Leading online operator LeoVegas has cited the tax rate in Denmark as evidence that a 21 per cent Remote Gaming Duty on games of chance will not impact the running of its UK business.
In Monday’s Budget, UK chancellor Philip Hammond confirmed that Remote Gaming Duty would rise six per cent, to 21 per cent, effective October 1, 2019 – the same time that the long-awaited stake reduction on fixed-odds betting terminals (category B2 machines) will come into play.
Details released by the Treasury following the Budget announcement forecast a £1.22bn increase in income for the government across the first five years.
Irena Busic, communications director at LeoVegas, said: “We are active in other regulated markets with a tax rate in that region, for example the 20 per cent tax in Denmark where we are still able to run a sustainable and healthy business.”

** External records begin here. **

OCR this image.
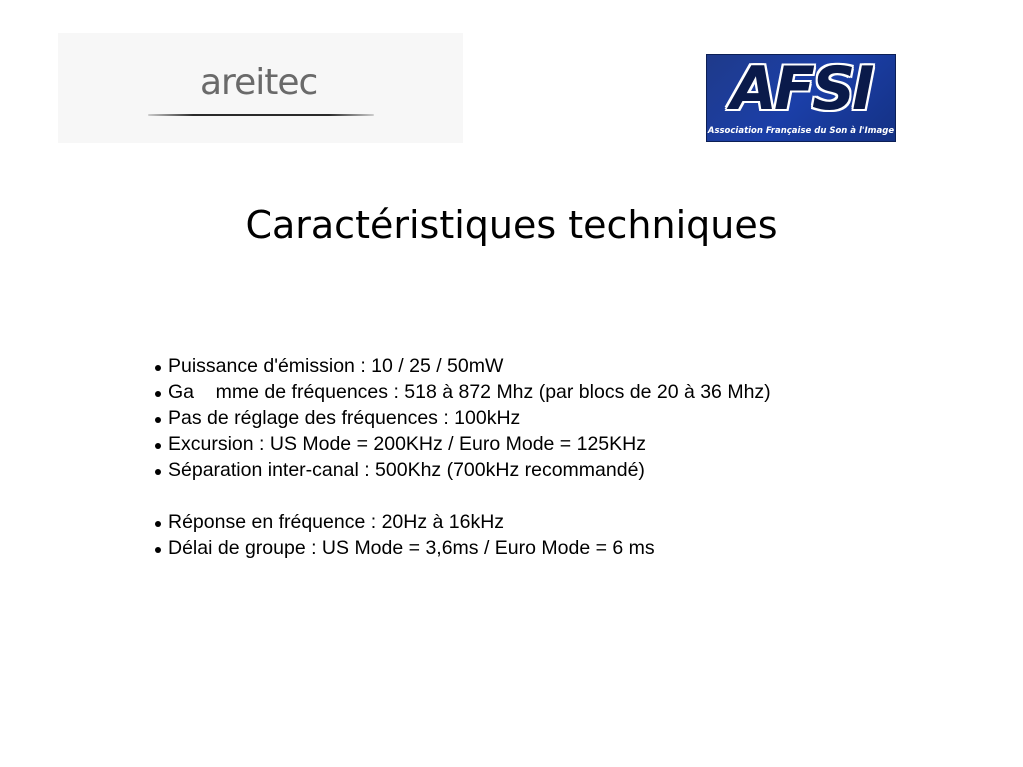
areitec	AFSI
Association Française du Son à l'Image
Caractéristiques techniques
Puissance d'émission : 10 / 25 / 50mW
Ga    mme de fréquences : 518 à 872 Mhz (par blocs de 20 à 36 Mhz)
Pas de réglage des fréquences : 100kHz
Excursion : US Mode = 200KHz / Euro Mode = 125KHz
Séparation inter-canal : 500Khz (700kHz recommandé)
Réponse en fréquence : 20Hz à 16kHz
Délai de groupe : US Mode = 3,6ms / Euro Mode = 6 ms
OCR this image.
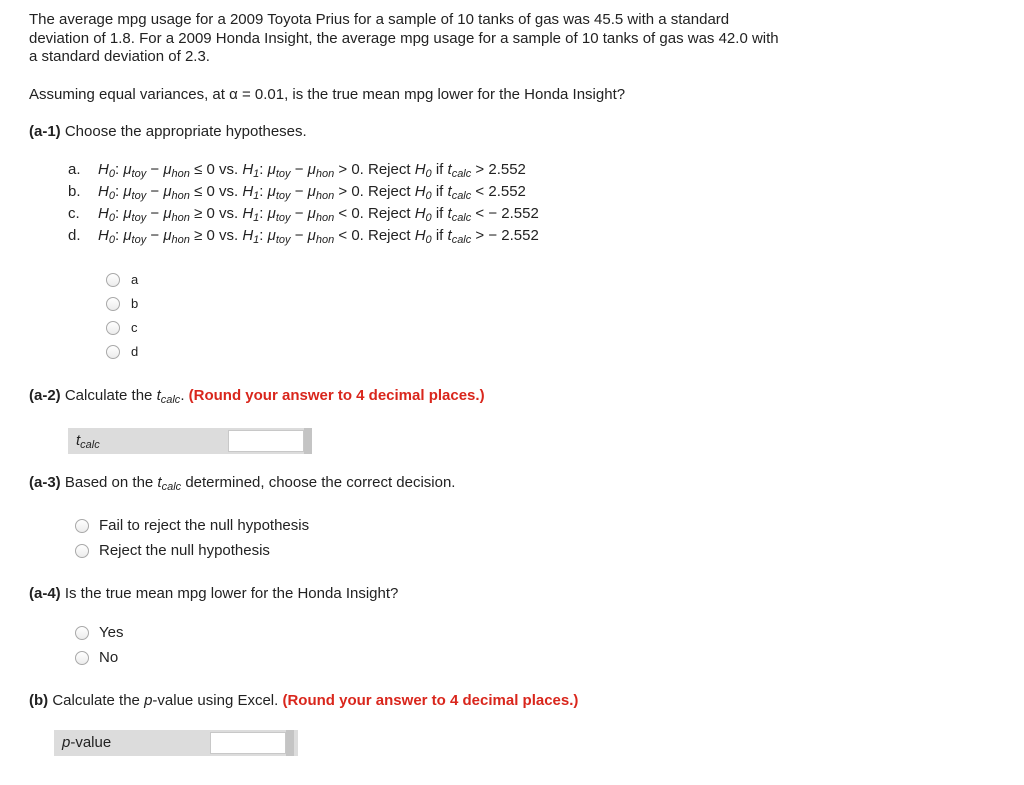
The average mpg usage for a 2009 Toyota Prius for a sample of 10 tanks of gas was 45.5 with a standard deviation of 1.8. For a 2009 Honda Insight, the average mpg usage for a sample of 10 tanks of gas was 42.0 with a standard deviation of 2.3.
Assuming equal variances, at α = 0.01, is the true mean mpg lower for the Honda Insight?
(a-1) Choose the appropriate hypotheses.
a. $H_0$: $\mu_{toy} - \mu_{hon} \le 0$ vs. $H_1$: $\mu_{toy} - \mu_{hon} > 0$. Reject $H_0$ if $t_{calc} > 2.552$
b. $H_0$: $\mu_{toy} - \mu_{hon} \le 0$ vs. $H_1$: $\mu_{toy} - \mu_{hon} > 0$. Reject $H_0$ if $t_{calc} < 2.552$
c. $H_0$: $\mu_{toy} - \mu_{hon} \ge 0$ vs. $H_1$: $\mu_{toy} - \mu_{hon} < 0$. Reject $H_0$ if $t_{calc}$ < − 2.552
d. $H_0$: $\mu_{toy} - \mu_{hon} \ge 0$ vs. $H_1$: $\mu_{toy} - \mu_{hon} < 0$. Reject $H_0$ if $t_{calc}$ > − 2.552
a
b
c
d
(a-2) Calculate the $t_{calc}$. (Round your answer to 4 decimal places.)
$t_{calc}$
(a-3) Based on the $t_{calc}$ determined, choose the correct decision.
Fail to reject the null hypothesis
Reject the null hypothesis
(a-4) Is the true mean mpg lower for the Honda Insight?
Yes
No
(b) Calculate the p-value using Excel. (Round your answer to 4 decimal places.)
p-value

The revised RGD rate has been criticised as the cost of the FOBT stakes reduction will not have been established by the time of its introduction.
“The decision to increase the tax was no surprise since the discussion has been ongoing for quite some time,” Busic conceded.
“It is also a year before the tax is implemented, which is good since the market dynamics have some time to settle – for example the suppliers, affiliates and media partners take their part of the tax – meaning it is not just the operator that take the full effect of the tax.
“Of course, we want to use our size to find economies of scale to absorb this increased tax. For sports, it is the same level of tax as before so that product vertical will not be affected.”
While an established operator like LeoVegas has built a sufficiently robust business to offset this tax hike, the UK market will become less attractive to small operators.
It is also possible that the increase could lead to players turning to the black market if licensed operators are forced to squeeze margins on prices, reassess bonusing or cut back on affiliate marketing.
LeoVegas uses the term ‘channelisation’ to define the proportion of online gambling that occurs within the licensing system. In 2016, a report commissioned by the Swedish government found that 15 to 20 per cent was the optimal tax rate for high channeling and favourable tax returns – which perhaps explains its decision to adopt an 18 per cent tax on gross profits within the country’s new regulatory framework from January 1.
“There is a clear correlation between channelisation and tax rate,” explained Busic. “A high tax rate means a lower level of channelisation. We believe a high channelisation is very important in order to retain an attractive market for professional and sustainable operators, and one in which player protection is high up on their agenda.”